Bilan du quinquennat sur les finances locales :
Après quatre années de baisse unilatérale des dotations entre 2014 et 2017, pour un effort d’économie de 11 milliards d’euros, Emmanuel Macron a stabilisé la DGF des départements, des communes et de leurs groupements à hauteur d’environ 27 milliards d’euros pendant cinq ans. Cette stabilisation, qui a été saluée par l’ensemble des associations d’élus dont l’APVF, n’a pourtant pas empêché les baisses individuelles, la péréquation verticale étant financée au sein de l’enveloppe globale.
Ce quinquennat se caractérise également par une réforme de la fiscalité locale d’ampleur dont les effets sont considérables sur la répartition du panier de ressources des collectivités territoriales : la suppression du deuxième impôt direct local, la taxe d’habitation (26 milliards d’euros), et son remplacement par une fraction de TVA pour les départements et les EPCI et le transfert de l’intégralité de la taxe foncière sur les propriétés bâties aux communes. Si cette mesure est motivée par le renforcement nécessaire du pouvoir d’achat des ménages, l’égal accès pour tous et partout à un service public de qualité risque d’en pâtir.
En outre, le plan de relance élaboré pour résorber les conséquences de la crise sanitaire, et en tirer les enseignements sur le fonctionnement de notre modèle économique, contient une mesure de baisse de 10 milliards d’euros de la fiscalité économique locale par an.
Annonces et points en suspens :
Gardons en mémoire que si le Gouvernement semblait engager une réforme de l’IFER (imposition forfaitaire sur les entreprises de réseaux) sur les stations radioélectriques, une telle mesure n’a pas été reprise en loi de finances pour 2022. L’objectif du Gouvernement : mettre fin à l’évolution de la dynamique de cette imposition, dynamique qui risque de s’accélérer avec le déploiement de la 5G. L’IFER radio rapporte plus de 200 millions d’euros en 2020, dont 80 % du produit est fléché sur les communes. Trois scénarios avaient été présentés pour réformer l’impôt et alléger la fiscalité sur les entreprises de réseaux concernées. Aucune annonce d’Emmanuel Macron n’a été nouvellement formulée dans ce sens.
En revanche, il s’est prononcé très récemment pour la suppression intégrale de la Cotisation sur la valeur ajoutée des entreprises (CVAE), évaluée à 9 milliards par la DGFiP fin 2021. Dans une lettre ouverte adressée le 26 mars aux élus locaux, le candidat à la présidentielle promet une « compensation à l’euro près » et intégrale de cet impôt économique. Mais, l’on sait bien que ces garanties ne sont jamais assurées dans le temps, et surtout qu’elles portent atteinte à la liberté de taux des collectivités territoriales et délite le lien qui existe entre les élus locaux et les acteurs économiques sur le territoire.

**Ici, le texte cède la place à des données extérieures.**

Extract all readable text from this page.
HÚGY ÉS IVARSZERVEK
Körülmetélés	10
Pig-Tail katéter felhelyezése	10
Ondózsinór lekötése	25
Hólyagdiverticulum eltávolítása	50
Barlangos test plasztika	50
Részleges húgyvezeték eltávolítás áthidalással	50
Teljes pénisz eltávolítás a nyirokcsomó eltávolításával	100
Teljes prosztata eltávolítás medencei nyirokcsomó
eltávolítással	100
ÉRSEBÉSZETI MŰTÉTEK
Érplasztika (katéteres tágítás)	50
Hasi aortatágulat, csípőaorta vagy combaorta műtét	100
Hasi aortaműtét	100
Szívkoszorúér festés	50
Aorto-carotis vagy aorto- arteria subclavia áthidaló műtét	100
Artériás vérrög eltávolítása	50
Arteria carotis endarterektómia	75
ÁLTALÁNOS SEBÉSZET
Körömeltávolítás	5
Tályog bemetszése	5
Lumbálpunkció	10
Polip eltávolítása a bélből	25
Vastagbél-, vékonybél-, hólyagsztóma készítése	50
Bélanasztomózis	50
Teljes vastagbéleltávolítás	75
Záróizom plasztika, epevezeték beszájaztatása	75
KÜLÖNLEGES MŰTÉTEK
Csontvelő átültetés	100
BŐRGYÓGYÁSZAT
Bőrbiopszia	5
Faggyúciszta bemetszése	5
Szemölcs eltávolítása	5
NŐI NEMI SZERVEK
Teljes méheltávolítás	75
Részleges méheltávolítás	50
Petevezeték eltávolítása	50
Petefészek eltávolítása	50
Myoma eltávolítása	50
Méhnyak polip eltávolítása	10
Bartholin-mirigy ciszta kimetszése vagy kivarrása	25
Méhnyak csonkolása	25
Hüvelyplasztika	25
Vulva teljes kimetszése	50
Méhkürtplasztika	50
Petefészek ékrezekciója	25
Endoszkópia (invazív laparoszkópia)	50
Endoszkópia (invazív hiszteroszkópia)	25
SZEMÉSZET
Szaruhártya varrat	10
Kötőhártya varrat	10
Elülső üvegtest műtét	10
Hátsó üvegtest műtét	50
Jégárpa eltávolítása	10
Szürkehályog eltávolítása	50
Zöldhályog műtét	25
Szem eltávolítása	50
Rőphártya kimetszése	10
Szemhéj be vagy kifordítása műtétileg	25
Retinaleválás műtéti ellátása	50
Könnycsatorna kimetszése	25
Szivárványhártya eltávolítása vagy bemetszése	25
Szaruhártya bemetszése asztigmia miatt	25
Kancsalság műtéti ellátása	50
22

Enfin, alors qu’il a annoncé un effort d’économie de 10 milliards d’euros pour les collectivités territoriales le 17 mars, rien n’est explicité sur ce point dans sa lettre ouverte aux élus locaux. Un indice toutefois. Il propose « des engagements réciproques […] établis, sur des bases concertées pour contribuer à l’indispensable maîtrise de la dépense publique ». Etant donné qu’Emmanuel Macron promet une « sanctuarisation » des dotations, l’effort d’économie de 10 milliards d’euros annoncé ne devrait pas se matérialiser par une baisse des recettes versées par l’Etat aux collectivités (comme ce fût le cas entre 2014 et 2017), mais bien par une nouvelle trajectoire de maîtrise de la dépense locale. Des questions se poseront en cas de réélection : si une telle mesure d’économie de 10 milliards d’euros est confirmée, s’intègrera-t-elle à une trajectoire pluriannuelle ? Selon quel périmètre et quel degré contraignant ?

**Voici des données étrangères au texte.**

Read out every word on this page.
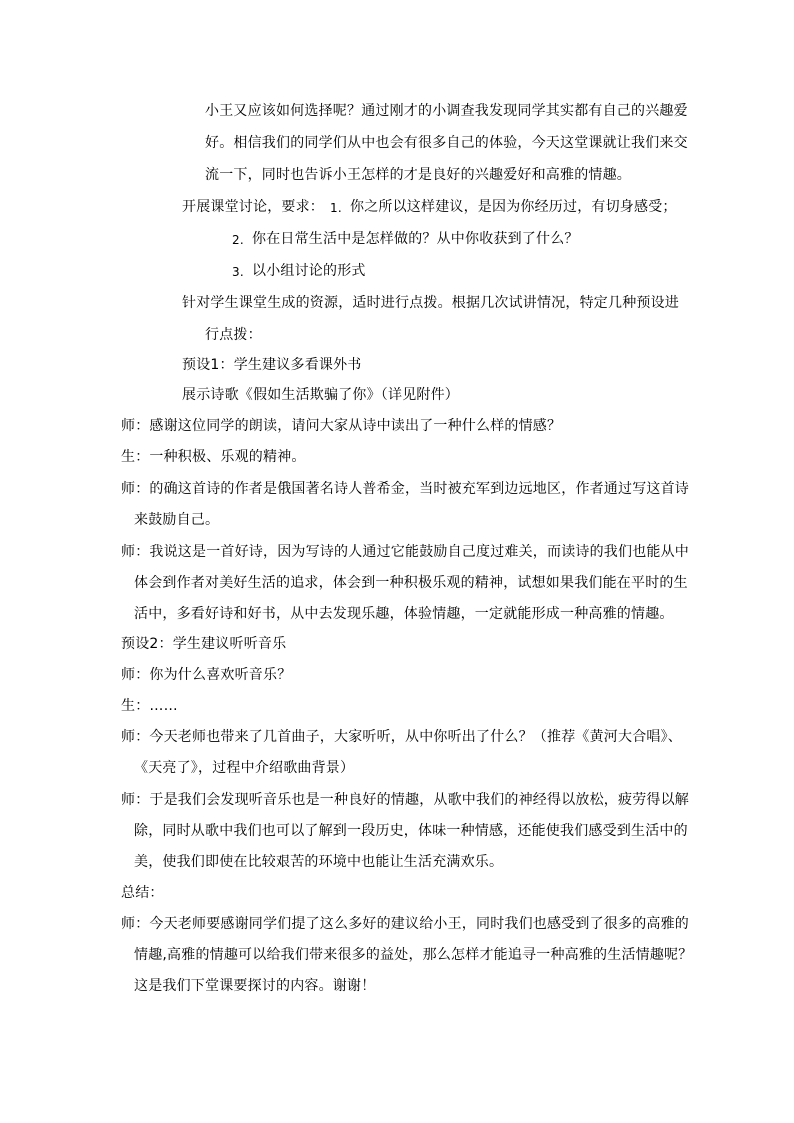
小王又应该如何选择呢？通过刚才的小调查我发现同学其实都有自己的兴趣爱
好。相信我们的同学们从中也会有很多自己的体验，今天这堂课就让我们来交
流一下，同时也告诉小王怎样的才是良好的兴趣爱好和高雅的情趣。
开展课堂讨论，要求： 1. 你之所以这样建议，是因为你经历过，有切身感受；
2. 你在日常生活中是怎样做的？从中你收获到了什么？
3. 以小组讨论的形式
针对学生课堂生成的资源，适时进行点拨。根据几次试讲情况，特定几种预设进
行点拨：
预设1：学生建议多看课外书
展示诗歌《假如生活欺骗了你》（详见附件）
师：感谢这位同学的朗读，请问大家从诗中读出了一种什么样的情感？
生：一种积极、乐观的精神。
师：的确这首诗的作者是俄国著名诗人普希金，当时被充军到边远地区，作者通过写这首诗
来鼓励自己。
师：我说这是一首好诗，因为写诗的人通过它能鼓励自己度过难关，而读诗的我们也能从中
体会到作者对美好生活的追求，体会到一种积极乐观的精神，试想如果我们能在平时的生
活中，多看好诗和好书，从中去发现乐趣，体验情趣，一定就能形成一种高雅的情趣。
预设2：学生建议听听音乐
师：你为什么喜欢听音乐？
生：……
师：今天老师也带来了几首曲子，大家听听，从中你听出了什么？（推荐《黄河大合唱》、
《天亮了》，过程中介绍歌曲背景）
师：于是我们会发现听音乐也是一种良好的情趣，从歌中我们的神经得以放松，疲劳得以解
除，同时从歌中我们也可以了解到一段历史，体味一种情感，还能使我们感受到生活中的
美，使我们即使在比较艰苦的环境中也能让生活充满欢乐。
总结：
师：今天老师要感谢同学们提了这么多好的建议给小王，同时我们也感受到了很多的高雅的
情趣,高雅的情趣可以给我们带来很多的益处，那么怎样才能追寻一种高雅的生活情趣呢？
这是我们下堂课要探讨的内容。谢谢！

Rappel des propositions de l’APVF :
Pour l’APVF, la contractualisation entre l’Etat et les collectivités territoriales ne peut plus se résumer simplement à des engagements de réduction de la dépense publique locale et à des ratios comptables à l’instar des contrats de Cahors. C’est ce qu’a d’ailleurs rappelé, le 30 mars, Romain Colas, Maire de Boussy-Saint-Antoine, Vice-président de l’APVF lors d’un entretien avec la Cour des comptes sur le financement des collectivités territoriales.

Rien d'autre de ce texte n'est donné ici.